Wednesday, September 21, 2016

I Am A Black Woman



        I have four siblings. Three sisters and a brother. A father, mother, numerous aunts and uncles. I have the type of family where nothing is perfect but the love is like steel. I was taught from a very young age to value family because even if I lose everything tomorrow. All I will have left is my family.

        We are diverse in personality, opinions, economic status, and education goals. But we are the same in that our skin is always black. We go to sleep black and we wake up black. Our lives are dedicated to living peacefully and setting examples for future generations.

        Today I woke to find streaming on my newsfeed more stories of violence and death. I woke up to hear that seven children will never see there father again. Four children, states away, also lost their father just days ago.

        I teared up because i was not shocked by the news. Surprised that these men were shot. It seems like a weekly occurrence. We hear about the treatment disparity for people of color. The stereotypes they are subjected to in their interaction with the police and with the justice system as a whole.

        We read stories in which the police, our protectors, are able to disarm and deescalate situations with suspects. How arrest are made daily without the use of deadly force. We read stories in which judges sentence men of color to years in prison for crimes men of traditionally european descent only get months.

        I live a life of love and service. My motivation each day is to wake up and contribute to the world in some positive way. I do this through my writing, through my actions, through the way I interact with people.

        Why? Because when I step through the doors of my home I step out into a world filled with preconceived notions about me.

        Strangers have no idea who I am and what I am. They only see the clothes I wear and the color of my skin. Based off of this they reach conclusions perpetuated by whats portrayed on television and in movies.

        For some reason initially before I speak they do not see a well educated soft spoken woman with drive and  an easy going personality. Before I open my mouth most people expect for me to be loud and brash. To speak in ebonics and be angry.

        I live in a world where those with the same skin as me are looked down upon and told that they are less then. As a black woman I am always aware of the danger I could find myself in by making the wrong decision. I know there is a system set in place meant to keep me from utilizing my full rights are a human being.

        This is not paranoia, but acknowledgement of the world I live in. It is not a safe one or a fair one, but it is one in which people of every ethnicity should feel properly protected.

        I have four siblings. Three sisters I would go to hell and back for. A brother I would give my life for.
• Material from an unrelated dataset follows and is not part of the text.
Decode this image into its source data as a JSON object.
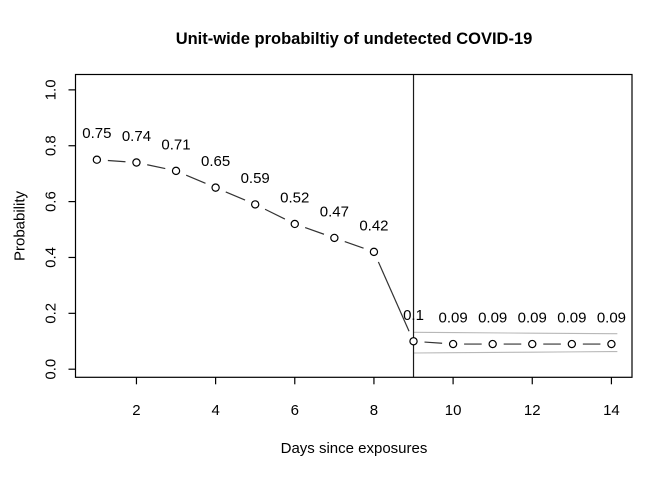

We were raised by two naturalized citizens and told constantly to reach for the stars through education. "The way to succeed in this life is to get an education, work hard, pay your bills, and respect the law."

        Education cannot stop bullets. Working hard cannot stop bullets. Paying your bills and respecting the law will not stop bullets. Respect does not mean submission.
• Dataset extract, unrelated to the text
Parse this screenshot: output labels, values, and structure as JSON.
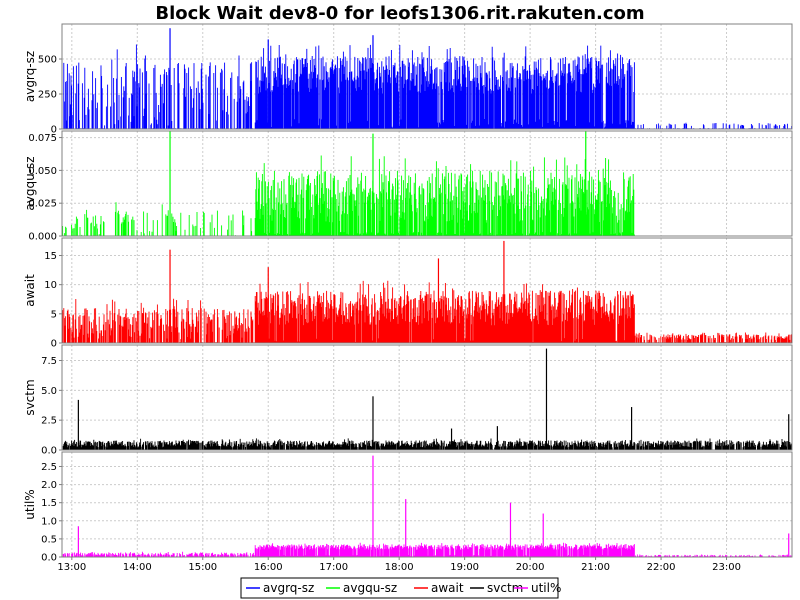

        Respect by definition is a feeling of deep admiration for someone or something elicited by their abilities, qualities, or achievements. Submission is the action or fact of accepting or yielding to a superior force or to the will or authority of another person.

        I have respect for police officers who wake up on a daily basis and do their job with responsibility and loyalty to the community they are tasked with policing. I have respect for the police officers who understand that as arbitrators of the law, they are also responsible for following those laws as well as enforcing them.

        I do not submit that the police have an automatic authority over me. Not when I have not broken any law. Not when I as a citizen have the right to a trial and am innocent until proven guilty. It seems that when you have the skin color I have all to often the police officer is not just the arresting officer. He is also the judge, jury, and sentencer.

        This country that I love is not following the words and ideals it was built upon. All the people on its shores are are not free from persecution. Its people are not free to live and chase their dreams. Instead minorities are constantly told to assimilate and cede parts of their identities in the hopes they can live in peace with the majority.

        I do not write these words to bash, but to say I am a black woman. I am a daughter. I am a sister. A Godmother. I am human and one day I hope to be able to add Aunt, Mother, and Wife to that list. I am black, but I am not intrinsically violent. I love and yes sometimes I get angry. But that does not make me a monster or something to be feared. That makes me human. As a human being I have a right to leave my home and return home safely at the end of the day.

        I have a family and they are human beings. Those men and women also have a right to life and to live through an interaction with the police. Why does it seem like some find that concept difficult to accept? Why do some feel as if that is a point to be argued? As if life is something so fluid it can be poured down the drain by anyone?